403 00:51:43.410 00:51:44.899 Katherine Bayless: Oh yeah, totally.

404 00:51:47.720 00:51:48.589 Awaish Kumar: Yeah, I think we can.

405 00:51:48.590 00:51:50.490 Ashwini Sharma: PB renaming has to be done.

406 00:51:50.600 00:51:52.090 Ashwini Sharma: On Snowflake only.

407 00:51:52.280 00:51:58.880 Ashwini Sharma: Renaming of a DB has to be done on Snowflake. Everything else should work fine after that. We don’t have to do anything else.

408 00:51:59.920 00:52:04.010 Katherine Bayless: I think OISH means you could just repoint the dbt code to the new name.

409 00:52:04.250 00:52:05.890 Katherine Bayless: Like, 6 in one, half dozen.

410 00:52:05.890 00:52:09.949 Ashwini Sharma: Yeah, yeah, that also works, yeah. You don’t have to do anything, right, yeah?

411 00:52:09.950 00:52:12.699 Awaish Kumar: Yeah, so just create a ticket, actually, for us, and then you.

412 00:52:12.700 00:52:13.270 Ashwini Sharma: Okay.

413 00:52:13.270 00:52:14.699 Awaish Kumar: Then just do that on Monday.

414 00:52:14.980 00:52:16.010 Ashwini Sharma: Alright, yep.

415 00:52:16.360 00:52:16.760 Katherine Bayless: Okay.

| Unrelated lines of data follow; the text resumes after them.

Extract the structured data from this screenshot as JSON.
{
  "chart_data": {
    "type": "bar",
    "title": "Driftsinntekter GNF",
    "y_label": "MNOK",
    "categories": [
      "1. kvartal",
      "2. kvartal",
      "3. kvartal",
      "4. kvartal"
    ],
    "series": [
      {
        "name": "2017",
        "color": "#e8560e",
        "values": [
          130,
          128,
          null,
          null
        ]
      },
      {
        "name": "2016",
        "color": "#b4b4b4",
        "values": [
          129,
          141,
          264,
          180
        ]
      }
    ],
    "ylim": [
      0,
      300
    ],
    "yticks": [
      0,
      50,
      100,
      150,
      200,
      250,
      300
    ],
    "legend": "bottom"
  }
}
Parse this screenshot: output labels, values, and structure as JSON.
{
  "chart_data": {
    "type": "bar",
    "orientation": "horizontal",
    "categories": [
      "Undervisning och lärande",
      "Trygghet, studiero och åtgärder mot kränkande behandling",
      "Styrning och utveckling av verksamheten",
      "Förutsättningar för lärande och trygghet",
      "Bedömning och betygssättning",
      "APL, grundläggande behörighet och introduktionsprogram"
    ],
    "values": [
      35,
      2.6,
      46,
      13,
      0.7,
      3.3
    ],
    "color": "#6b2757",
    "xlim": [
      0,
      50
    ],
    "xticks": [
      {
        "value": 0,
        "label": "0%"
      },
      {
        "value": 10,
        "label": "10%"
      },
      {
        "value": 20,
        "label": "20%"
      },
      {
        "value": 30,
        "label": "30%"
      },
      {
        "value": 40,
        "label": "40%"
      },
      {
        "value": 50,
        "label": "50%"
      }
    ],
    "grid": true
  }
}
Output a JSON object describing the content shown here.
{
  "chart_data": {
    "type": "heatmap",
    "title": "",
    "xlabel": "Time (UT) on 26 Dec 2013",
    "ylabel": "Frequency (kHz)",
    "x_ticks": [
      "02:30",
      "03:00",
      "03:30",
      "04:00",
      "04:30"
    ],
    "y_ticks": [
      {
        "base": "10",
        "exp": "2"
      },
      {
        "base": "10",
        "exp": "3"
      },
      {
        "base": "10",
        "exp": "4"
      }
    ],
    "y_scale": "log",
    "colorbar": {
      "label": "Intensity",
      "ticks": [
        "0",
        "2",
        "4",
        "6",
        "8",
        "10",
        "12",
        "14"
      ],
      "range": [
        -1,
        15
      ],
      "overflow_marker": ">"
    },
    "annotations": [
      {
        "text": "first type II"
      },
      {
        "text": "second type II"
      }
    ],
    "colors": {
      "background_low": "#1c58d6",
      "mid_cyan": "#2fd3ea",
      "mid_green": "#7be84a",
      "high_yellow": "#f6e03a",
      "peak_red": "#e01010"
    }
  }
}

416 00:52:20.440 00:52:27.160 Katherine Bayless: Okay. Team, anything else on our collective brains? I think those are all the things I had.

417 00:52:33.280 00:52:34.040 Katherine Bayless: Okay?

418 00:52:34.250 00:52:35.760 Katherine Bayless: Cool?

419 00:52:35.760 00:52:39.670 Awaish Kumar: Okay, thank you then. I think that’s wonderful.

420 00:52:40.060 00:52:44.550 Katherine Bayless: Alright, well, thank you, and if you guys come in with any questions, just let us know. We’re here to help.

421 00:52:45.060 00:52:48.720 Awaish Kumar: Okay, yeah, sure. Thank you, thank you so much.

422 00:52:48.720 00:52:49.609 Katherine Bayless: Have a great weekend.

423 00:52:50.230 00:52:50.900 Awaish Kumar: Endo.